Est-ce le sanglier tué ou de vieilles histoires, disait ma mère, tu sais, son père, c’était pas un marrant, il parait qu’avec ses filles et avec Catherine, la sœur handicapée de sa femme qui vivait avec eux, il n’était pas correct, c’était un sale bonhomme son père, et sa mère c’était pas une commode… en tout cas, il n’arrivait pas à parler, il était timide, il n’était bien que dans les bois, à douze ans, avec la tronçonneuse de son père, il coupait déjà des arbres, l’année où il est arrivé au village, il nous a monté un bûcher de Saint-Jean haut comme la montagne. Il était fort doux et taiseux, il a quitté l’école à quatorze ans pour travailler comme bûcheron avec son père puis aux Eaux et Forêts ; toute sa vie, il a travaillé dans la forêt.
Il n’a pas eu de chance avec les femmes ; la première l’a laissé tomber et il a élevé seul sa fille et la deuxième était pas bien maligne, elle allait au bistrot avec lui et buvait autant que lui ; oui, ils buvaient autant l’un que l’autre.
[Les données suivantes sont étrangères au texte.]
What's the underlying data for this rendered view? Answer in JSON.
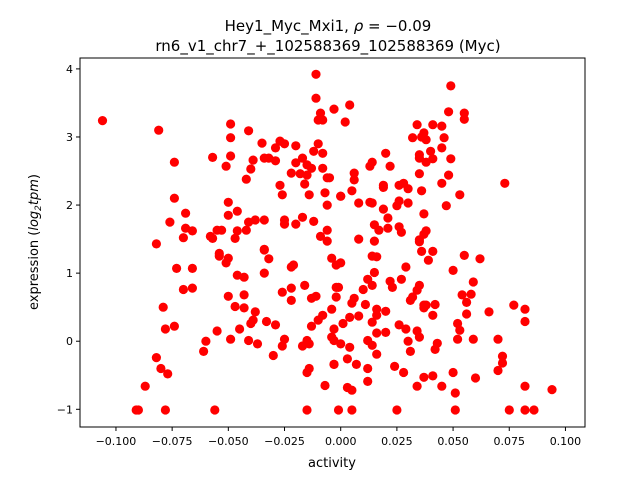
{
  "chart_data": {
    "type": "scatter",
    "title_line1_prefix": "Hey1_Myc_Mxi1, ",
    "title_rho": "ρ",
    "title_eq": " = −0.09",
    "title_line2": "rn6_v1_chr7_+_102588369_102588369 (Myc)",
    "xlabel": "activity",
    "ylabel_parts": {
      "prefix": "expression (",
      "log": "log",
      "sub": "2",
      "tpm": "tpm",
      "suffix": ")"
    },
    "xlim": [
      -0.116,
      0.1087
    ],
    "ylim": [
      -1.26,
      4.16
    ],
    "xticks": [
      -0.1,
      -0.075,
      -0.05,
      -0.025,
      0.0,
      0.025,
      0.05,
      0.075,
      0.1
    ],
    "xtick_labels": [
      "−0.100",
      "−0.075",
      "−0.050",
      "−0.025",
      "0.000",
      "0.025",
      "0.050",
      "0.075",
      "0.100"
    ],
    "yticks": [
      -1,
      0,
      1,
      2,
      3,
      4
    ],
    "ytick_labels": [
      "−1",
      "0",
      "1",
      "2",
      "3",
      "4"
    ],
    "grid": false,
    "marker_color": "#ff0000",
    "points": [
      [
        -0.106,
        3.24
      ],
      [
        -0.081,
        3.1
      ],
      [
        -0.074,
        2.63
      ],
      [
        -0.074,
        2.1
      ],
      [
        -0.076,
        1.75
      ],
      [
        -0.069,
        1.88
      ],
      [
        -0.069,
        1.66
      ],
      [
        -0.07,
        1.52
      ],
      [
        -0.066,
        1.62
      ],
      [
        -0.082,
        1.43
      ],
      [
        -0.073,
        1.07
      ],
      [
        -0.066,
        1.07
      ],
      [
        -0.07,
        0.76
      ],
      [
        -0.066,
        0.78
      ],
      [
        -0.079,
        0.5
      ],
      [
        -0.078,
        0.18
      ],
      [
        -0.074,
        0.22
      ],
      [
        -0.082,
        -0.24
      ],
      [
        -0.08,
        -0.4
      ],
      [
        -0.077,
        -0.48
      ],
      [
        -0.087,
        -0.66
      ],
      [
        -0.09,
        -1.01
      ],
      [
        -0.091,
        -1.01
      ],
      [
        -0.078,
        -1.01
      ],
      [
        -0.056,
        -1.01
      ],
      [
        -0.011,
        3.92
      ],
      [
        -0.049,
        3.19
      ],
      [
        -0.049,
        2.99
      ],
      [
        -0.041,
        3.09
      ],
      [
        -0.035,
        2.91
      ],
      [
        -0.057,
        2.7
      ],
      [
        -0.049,
        2.72
      ],
      [
        -0.051,
        2.57
      ],
      [
        -0.039,
        2.66
      ],
      [
        -0.04,
        2.53
      ],
      [
        -0.042,
        2.38
      ],
      [
        -0.034,
        2.69
      ],
      [
        -0.032,
        2.69
      ],
      [
        -0.029,
        2.65
      ],
      [
        -0.027,
        2.94
      ],
      [
        -0.025,
        2.9
      ],
      [
        -0.029,
        2.84
      ],
      [
        -0.02,
        2.87
      ],
      [
        -0.02,
        2.62
      ],
      [
        -0.017,
        2.69
      ],
      [
        -0.015,
        2.59
      ],
      [
        -0.013,
        2.54
      ],
      [
        -0.022,
        2.47
      ],
      [
        -0.018,
        2.46
      ],
      [
        -0.015,
        2.44
      ],
      [
        -0.016,
        2.31
      ],
      [
        -0.027,
        2.29
      ],
      [
        -0.026,
        2.15
      ],
      [
        -0.014,
        2.15
      ],
      [
        -0.012,
        2.79
      ],
      [
        -0.01,
        2.9
      ],
      [
        -0.008,
        2.76
      ],
      [
        -0.008,
        2.54
      ],
      [
        -0.006,
        2.4
      ],
      [
        -0.007,
        2.18
      ],
      [
        -0.006,
        2.0
      ],
      [
        0.0,
        2.13
      ],
      [
        -0.011,
        3.57
      ],
      [
        -0.009,
        3.35
      ],
      [
        -0.01,
        3.25
      ],
      [
        -0.008,
        3.25
      ],
      [
        -0.003,
        3.41
      ],
      [
        -0.05,
        2.04
      ],
      [
        -0.05,
        1.85
      ],
      [
        -0.046,
        1.91
      ],
      [
        -0.041,
        1.75
      ],
      [
        -0.038,
        1.78
      ],
      [
        -0.034,
        1.78
      ],
      [
        -0.042,
        1.63
      ],
      [
        -0.046,
        1.62
      ],
      [
        -0.047,
        1.51
      ],
      [
        -0.055,
        1.63
      ],
      [
        -0.053,
        1.63
      ],
      [
        -0.058,
        1.54
      ],
      [
        -0.057,
        1.51
      ],
      [
        -0.025,
        1.78
      ],
      [
        -0.025,
        1.72
      ],
      [
        -0.02,
        1.72
      ],
      [
        -0.017,
        1.82
      ],
      [
        -0.012,
        1.76
      ],
      [
        -0.009,
        1.54
      ],
      [
        -0.006,
        1.47
      ],
      [
        -0.006,
        1.63
      ],
      [
        -0.034,
        1.35
      ],
      [
        0.049,
        3.75
      ],
      [
        0.004,
        3.47
      ],
      [
        0.002,
        3.22
      ],
      [
        0.048,
        3.37
      ],
      [
        0.055,
        3.35
      ],
      [
        0.055,
        3.26
      ],
      [
        0.034,
        3.18
      ],
      [
        0.041,
        3.18
      ],
      [
        0.045,
        3.16
      ],
      [
        0.037,
        3.06
      ],
      [
        0.036,
        3.0
      ],
      [
        0.038,
        2.96
      ],
      [
        0.032,
        2.99
      ],
      [
        0.046,
        2.99
      ],
      [
        0.045,
        2.84
      ],
      [
        0.04,
        2.79
      ],
      [
        0.035,
        2.74
      ],
      [
        0.035,
        2.69
      ],
      [
        0.038,
        2.63
      ],
      [
        0.041,
        2.68
      ],
      [
        0.049,
        2.68
      ],
      [
        0.035,
        2.46
      ],
      [
        0.048,
        2.44
      ],
      [
        0.045,
        2.32
      ],
      [
        0.036,
        2.21
      ],
      [
        0.053,
        2.15
      ],
      [
        0.047,
        1.99
      ],
      [
        0.037,
        1.87
      ],
      [
        0.038,
        1.62
      ],
      [
        0.037,
        1.57
      ],
      [
        0.035,
        1.49
      ],
      [
        0.073,
        2.32
      ],
      [
        0.02,
        2.76
      ],
      [
        0.022,
        2.57
      ],
      [
        0.013,
        2.57
      ],
      [
        0.014,
        2.63
      ],
      [
        0.006,
        2.47
      ],
      [
        0.006,
        2.37
      ],
      [
        -0.005,
        2.4
      ],
      [
        0.005,
        2.21
      ],
      [
        0.0,
        2.13
      ],
      [
        0.008,
        2.03
      ],
      [
        0.013,
        2.04
      ],
      [
        0.014,
        2.03
      ],
      [
        0.019,
        2.29
      ],
      [
        0.019,
        2.26
      ],
      [
        0.026,
        2.29
      ],
      [
        0.028,
        2.32
      ],
      [
        0.03,
        2.24
      ],
      [
        0.026,
        2.06
      ],
      [
        0.025,
        1.99
      ],
      [
        0.03,
        2.03
      ],
      [
        0.019,
        1.94
      ],
      [
        0.021,
        1.81
      ],
      [
        0.015,
        1.71
      ],
      [
        0.017,
        1.63
      ],
      [
        0.021,
        1.66
      ],
      [
        0.026,
        1.68
      ],
      [
        0.027,
        1.6
      ],
      [
        0.008,
        1.5
      ],
      [
        0.015,
        1.47
      ],
      [
        -0.034,
        1.34
      ],
      [
        -0.032,
        1.21
      ],
      [
        -0.034,
        1.0
      ],
      [
        -0.054,
        1.29
      ],
      [
        -0.05,
        1.22
      ],
      [
        -0.054,
        1.25
      ],
      [
        -0.051,
        1.15
      ],
      [
        -0.046,
        0.97
      ],
      [
        -0.043,
        0.94
      ],
      [
        -0.022,
        1.09
      ],
      [
        -0.021,
        1.12
      ],
      [
        -0.05,
        0.66
      ],
      [
        -0.043,
        0.68
      ],
      [
        -0.047,
        0.51
      ],
      [
        -0.043,
        0.49
      ],
      [
        -0.038,
        0.43
      ],
      [
        -0.039,
        0.31
      ],
      [
        -0.04,
        0.26
      ],
      [
        -0.045,
        0.18
      ],
      [
        -0.049,
        0.03
      ],
      [
        -0.041,
        0.01
      ],
      [
        -0.037,
        -0.04
      ],
      [
        -0.033,
        0.29
      ],
      [
        -0.029,
        0.24
      ],
      [
        -0.055,
        0.15
      ],
      [
        -0.06,
        0.0
      ],
      [
        -0.061,
        -0.15
      ],
      [
        -0.03,
        -0.21
      ],
      [
        -0.025,
        0.03
      ],
      [
        -0.026,
        -0.07
      ],
      [
        -0.026,
        0.72
      ],
      [
        -0.022,
        0.78
      ],
      [
        -0.022,
        0.6
      ],
      [
        -0.016,
        0.82
      ],
      [
        -0.013,
        0.63
      ],
      [
        -0.011,
        0.66
      ],
      [
        -0.004,
        0.47
      ],
      [
        -0.008,
        0.38
      ],
      [
        -0.01,
        0.31
      ],
      [
        -0.013,
        0.22
      ],
      [
        -0.015,
        0.01
      ],
      [
        -0.017,
        -0.07
      ],
      [
        -0.014,
        -0.04
      ],
      [
        -0.015,
        -0.46
      ],
      [
        -0.014,
        -0.4
      ],
      [
        -0.007,
        -0.65
      ],
      [
        -0.003,
        -0.34
      ],
      [
        -0.002,
        0.79
      ],
      [
        -0.002,
        0.65
      ],
      [
        -0.004,
        1.22
      ],
      [
        -0.002,
        1.12
      ],
      [
        -0.004,
        0.06
      ],
      [
        -0.003,
        0.01
      ],
      [
        -0.015,
        -1.01
      ],
      [
        -0.001,
        -1.01
      ],
      [
        0.055,
        1.26
      ],
      [
        0.062,
        1.21
      ],
      [
        0.05,
        1.04
      ],
      [
        0.059,
        0.87
      ],
      [
        0.054,
        0.68
      ],
      [
        0.058,
        0.69
      ],
      [
        0.056,
        0.57
      ],
      [
        0.056,
        0.4
      ],
      [
        0.052,
        0.26
      ],
      [
        0.053,
        0.16
      ],
      [
        0.052,
        0.03
      ],
      [
        0.059,
        0.03
      ],
      [
        0.07,
        0.03
      ],
      [
        0.066,
        0.43
      ],
      [
        0.077,
        0.53
      ],
      [
        0.082,
        0.47
      ],
      [
        0.082,
        0.29
      ],
      [
        0.072,
        -0.22
      ],
      [
        0.072,
        -0.32
      ],
      [
        0.07,
        -0.43
      ],
      [
        0.05,
        -0.46
      ],
      [
        0.06,
        -0.54
      ],
      [
        0.051,
        -0.76
      ],
      [
        0.082,
        -0.66
      ],
      [
        0.094,
        -0.71
      ],
      [
        0.005,
        -1.01
      ],
      [
        0.025,
        -1.01
      ],
      [
        0.051,
        -1.01
      ],
      [
        0.075,
        -1.01
      ],
      [
        0.082,
        -1.01
      ],
      [
        0.086,
        -1.01
      ],
      [
        0.036,
        1.32
      ],
      [
        0.041,
        1.32
      ],
      [
        0.039,
        1.19
      ],
      [
        0.035,
        1.46
      ],
      [
        0.029,
        1.09
      ],
      [
        0.027,
        0.91
      ],
      [
        0.022,
        0.88
      ],
      [
        0.023,
        0.79
      ],
      [
        0.035,
        0.82
      ],
      [
        0.034,
        0.75
      ],
      [
        0.032,
        0.65
      ],
      [
        0.031,
        0.6
      ],
      [
        0.037,
        0.53
      ],
      [
        0.038,
        0.53
      ],
      [
        0.042,
        0.54
      ],
      [
        0.037,
        0.49
      ],
      [
        0.041,
        0.38
      ],
      [
        0.026,
        0.24
      ],
      [
        0.029,
        0.18
      ],
      [
        0.034,
        0.15
      ],
      [
        0.035,
        0.06
      ],
      [
        0.03,
        0.0
      ],
      [
        0.031,
        -0.15
      ],
      [
        0.043,
        -0.03
      ],
      [
        0.042,
        -0.12
      ],
      [
        0.024,
        -0.37
      ],
      [
        0.028,
        -0.46
      ],
      [
        0.037,
        -0.53
      ],
      [
        0.041,
        -0.51
      ],
      [
        0.034,
        -0.66
      ],
      [
        0.045,
        -0.66
      ],
      [
        0.014,
        1.25
      ],
      [
        0.016,
        1.24
      ],
      [
        0.0,
        1.15
      ],
      [
        0.015,
        1.01
      ],
      [
        0.012,
        0.91
      ],
      [
        0.014,
        0.82
      ],
      [
        0.01,
        0.76
      ],
      [
        0.011,
        0.54
      ],
      [
        -0.001,
        0.79
      ],
      [
        0.006,
        0.63
      ],
      [
        0.005,
        0.56
      ],
      [
        0.016,
        0.47
      ],
      [
        0.02,
        0.44
      ],
      [
        0.016,
        0.38
      ],
      [
        0.014,
        0.28
      ],
      [
        0.008,
        0.37
      ],
      [
        0.004,
        0.35
      ],
      [
        0.001,
        0.26
      ],
      [
        -0.003,
        0.18
      ],
      [
        0.0,
        -0.04
      ],
      [
        0.004,
        -0.09
      ],
      [
        0.016,
        0.12
      ],
      [
        0.02,
        0.13
      ],
      [
        0.012,
        0.01
      ],
      [
        0.014,
        -0.06
      ],
      [
        0.016,
        -0.19
      ],
      [
        0.003,
        -0.26
      ],
      [
        0.007,
        -0.34
      ],
      [
        -0.003,
        -0.34
      ],
      [
        0.012,
        -0.4
      ],
      [
        0.012,
        -0.59
      ],
      [
        0.003,
        -0.68
      ],
      [
        0.005,
        -0.72
      ]
    ]
  }
}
Mais tout le monde le respectait et le plaignait. Il était si gentil, il coupait du bois pour les vieilles du village, il a continué à s’occuper du feu de la Saint-Jean pour la commune, il rendait plein de services,
Il est mort récemment, ma soeur est allée à l’enterrement, je lui ai dit, il y avait un peu de monde j’espère ? J’avais peur qu’il soit mort dans la solitude et une certaine honte. Elle m’a dit, j’ai jamais vu l’église de Bayard aussi pleine, il y avait des centaines de gens dehors, pour aller près du cercueil, le défilé a duré des heures, tous les forestiers, tous les gens de la montagne, tout le village, toute la commune, cet homme n’avait jamais dit une parole méchante de sa vie, il n’avait fait que le bien, tout le monde aurait voulu l’aider, faire quelque chose pour lui, mais quoi ? On n’a jamais su où était sa douleur.
Et même après sa mort, il n’a pas été bien respecté. Il a même été un peu abîmé.
Il parait qu’il a la tombe la plus étonnante du cimetière. On se détourne pour venir la voir, sa deuxième femme, celle qui est pas bien maligne a fait graver en lettres dorées, « si le paradis existe, je t’attends au bistrot »
Elle a peut-être trouvé ça drôle et gentil, mais ça fait rire tout le monde.